Malaria can also be transmitted through blood transfusions and contaminated needles. The first symptoms of malaria may be mild and difficult to recognise, similar to many other febrile illnesses. P. falciparum is the deadliest malaria parasite, and is most prevalent in Africa. P. vivax is the dominant malaria parasite outside of sub-Saharan Africa.
Malaria is considered an emergency and needs to be treated quickly with antimalarial medicines. Artemisinin-based combination therapy medicines are the most effective treatment for P. falciparum malaria. Chloroquine is recommended for treatment of infection with the P. vivax parasite only in places where it is still sensitive to this medicine. Antimalarial drug resistance is a growing problem and the World Health Organization urges regular monitoring of drug efficacy.
Travellers to areas where the disease is endemic should take antimalarial medicine, starting a few days or weeks before you travel and continuing it when you return. However, the medication will not prevent all cases and avoiding getting bitten is important. Insect repellent should be used, and you should sleep under insecticide-treated mosquito nets. Wearing long-sleeved clothing and trousers in the evening, when mosquitoes are most active, can also help to prevent bites.
For people living in endemic regions, game changing vaccines are now being rolled out in routine childhood immunisation programmes across Africa – two different vaccines have now been shown to be effective.
Other prevention strategies for people living in malaria endemic countries include the use of insecticide treated bed nets, spraying inside homes and the use of chemoprophylaxis – where vulnerable populations are given antimalarial medication during times of the greatest malarial risk.
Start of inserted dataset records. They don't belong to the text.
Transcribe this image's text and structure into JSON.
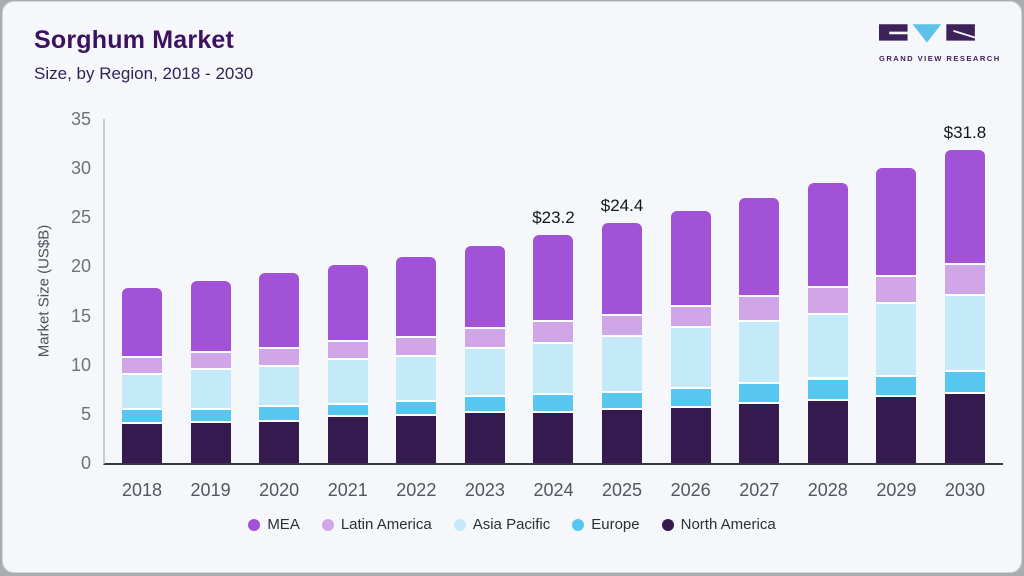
{
  "header": {
    "title": "Sorghum Market",
    "subtitle": "Size, by Region, 2018 - 2030"
  },
  "logo": {
    "text": "GRAND VIEW RESEARCH",
    "dark": "#3d2159",
    "blue": "#5ec1e8"
  },
  "colors": {
    "card_bg": "#f5f7fa",
    "frame": "#a9acb1",
    "x_axis_line": "#343842",
    "y_axis_line": "#c8ccd3",
    "y_tick_text": "#6d727a",
    "x_label_text": "#52575f",
    "value_label_text": "#14161b",
    "title_text": "#3c1160"
  },
  "chart_data": {
    "type": "bar",
    "stacked": true,
    "title": "Sorghum Market Size, by Region, 2018 - 2030",
    "xlabel": "",
    "ylabel": "Market Size (US$B)",
    "ylim": [
      0,
      35
    ],
    "yticks": [
      0,
      5,
      10,
      15,
      20,
      25,
      30,
      35
    ],
    "grid": false,
    "legend_position": "bottom",
    "categories": [
      2018,
      2019,
      2020,
      2021,
      2022,
      2023,
      2024,
      2025,
      2026,
      2027,
      2028,
      2029,
      2030
    ],
    "series": [
      {
        "name": "North America",
        "color": "#351a4f",
        "values": [
          4.0,
          4.1,
          4.2,
          4.7,
          4.8,
          5.1,
          5.1,
          5.4,
          5.6,
          6.0,
          6.3,
          6.7,
          7.0
        ]
      },
      {
        "name": "Europe",
        "color": "#58c7ef",
        "values": [
          1.4,
          1.3,
          1.5,
          1.2,
          1.4,
          1.6,
          1.8,
          1.7,
          1.9,
          2.0,
          2.2,
          2.1,
          2.3
        ]
      },
      {
        "name": "Asia Pacific",
        "color": "#c4e9f9",
        "values": [
          3.6,
          4.1,
          4.1,
          4.6,
          4.6,
          4.9,
          5.2,
          5.7,
          6.2,
          6.3,
          6.6,
          7.4,
          7.7
        ]
      },
      {
        "name": "Latin America",
        "color": "#d1a6e8",
        "values": [
          1.7,
          1.7,
          1.8,
          1.8,
          1.9,
          2.0,
          2.2,
          2.2,
          2.2,
          2.6,
          2.7,
          2.7,
          3.1
        ]
      },
      {
        "name": "MEA",
        "color": "#a152d6",
        "values": [
          7.1,
          7.3,
          7.7,
          7.8,
          8.3,
          8.5,
          8.9,
          9.4,
          9.7,
          10.1,
          10.7,
          11.1,
          11.7
        ]
      }
    ],
    "totals": [
      17.8,
      18.5,
      19.3,
      20.1,
      21.0,
      22.1,
      23.2,
      24.4,
      25.6,
      27.0,
      28.5,
      30.0,
      31.8
    ],
    "value_labels": {
      "2024": "$23.2",
      "2025": "$24.4",
      "2030": "$31.8"
    },
    "legend_order": [
      "MEA",
      "Latin America",
      "Asia Pacific",
      "Europe",
      "North America"
    ]
  }
}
Malaria is one of the oldest diseases known to humanity, with some historians even arguing that it played a part in the fall of the Roman empire. Malaria flourished throughout the world, including in Britain where it was commonplace around the Thames marshes and was known as either marsh fever or ague.
There was huge progress against the disease in the 20th century and it was eradicated in Europe and the United States. In 2019 China was also officially declared free of the disease – a remarkable achievement for a country 90 per cent of whose population lived in malaria endemic areas in the 1940s.
Africa and south east Asia have also seen huge declines in the number of cases since the beginning of millennium thanks to renewed efforts to eradicate the disease. However, that progress has stalled in recent years: according to WHO’s World Malaria Report 2024 there were about 11 million more cases of the disease in 2023 than in 2022.
There is concern that malaria could easily come surging back due to a number of factors: drug resistance; the spread of a “super mosquito” from Asia to Africa; climate change leading to an explosion in mosquito numbers; and a drop in funding for control efforts. However, the roll out of two vaccines in recent years has provided a glimmer of hope.